Постройте график функции y=x^4-3x^2-4/x^2-4

Graph of the Function y=x^4-3x^2-4/x^2-4

To graph the function y=x^4-3x^2-4/x^2-4, we can start by analyzing its behavior and identifying key points.

Behavior Analysis: The behavior of the function can be understood by analyzing its components and identifying any vertical or horizontal asymptotes, intercepts, and critical points.

Vertical Asymptotes: The vertical asymptotes occur where the denominator of the function becomes zero. In this case, the vertical asymptotes can be found by solving the equation x^2-4=0.

Horizontal Asymptotes: The horizontal asymptote can be determined by analyzing the behavior of the function as x approaches positive or negative infinity.

Intercepts: The x-intercepts can be found by setting y=0 and solving for x.

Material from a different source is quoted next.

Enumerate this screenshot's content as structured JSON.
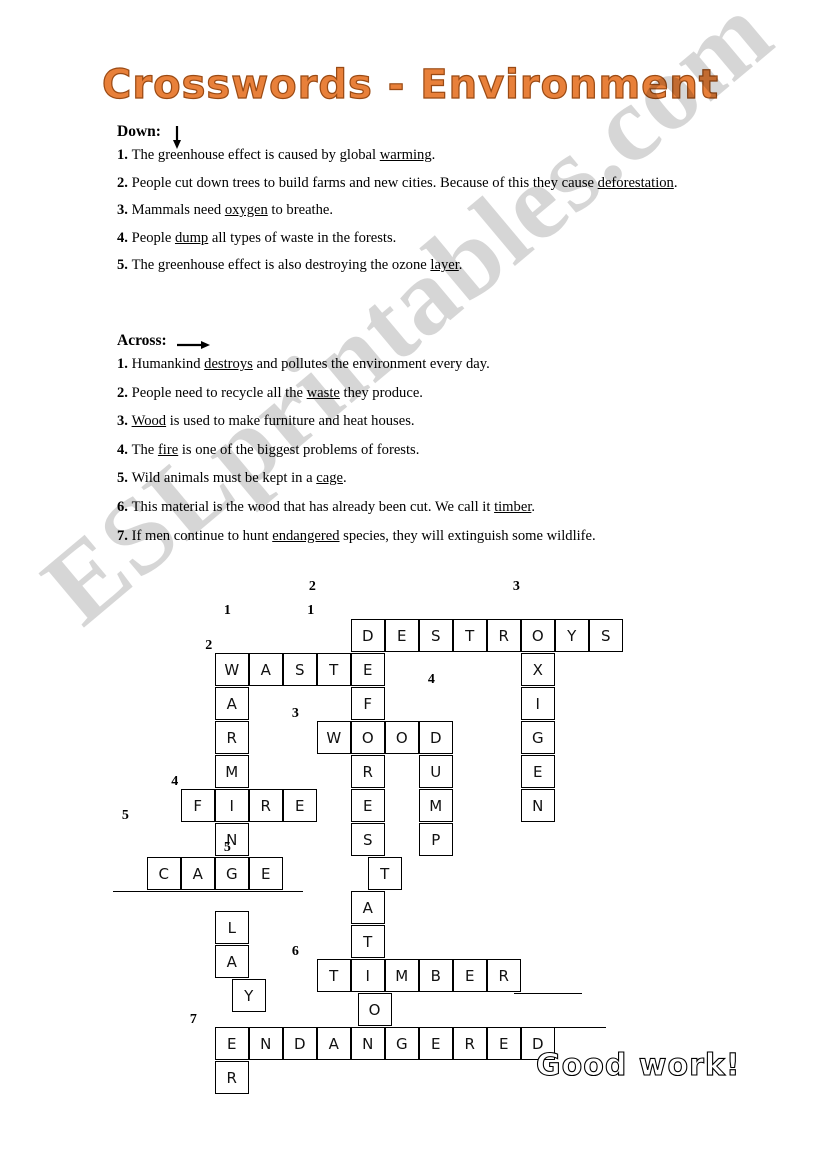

The y-intercept can be found by setting x=0 and evaluating y.

Critical Points: The critical points can be found by taking the derivative of the function and solving for points where the derivative is zero or undefined.

Graphing the Function

Vertical Asymptotes: The vertical asymptotes can be found by solving the equation x^2-4=0. - Solving x^2-4=0 gives x=2 and x=-2.

Horizontal Asymptotes: To determine the horizontal asymptote, we need to analyze the behavior of the function as x approaches positive or negative infinity.

Intercepts: To find the x-intercepts, we can set y=0 and solve for x. To find the y-intercept, we can set x=0 and evaluate y.

Critical Points: The critical points can be found by taking the derivative of the function and solving for points where the derivative is zero or undefined.

Now, let's plot the identified key points and asymptotes on the graph to visualize the function.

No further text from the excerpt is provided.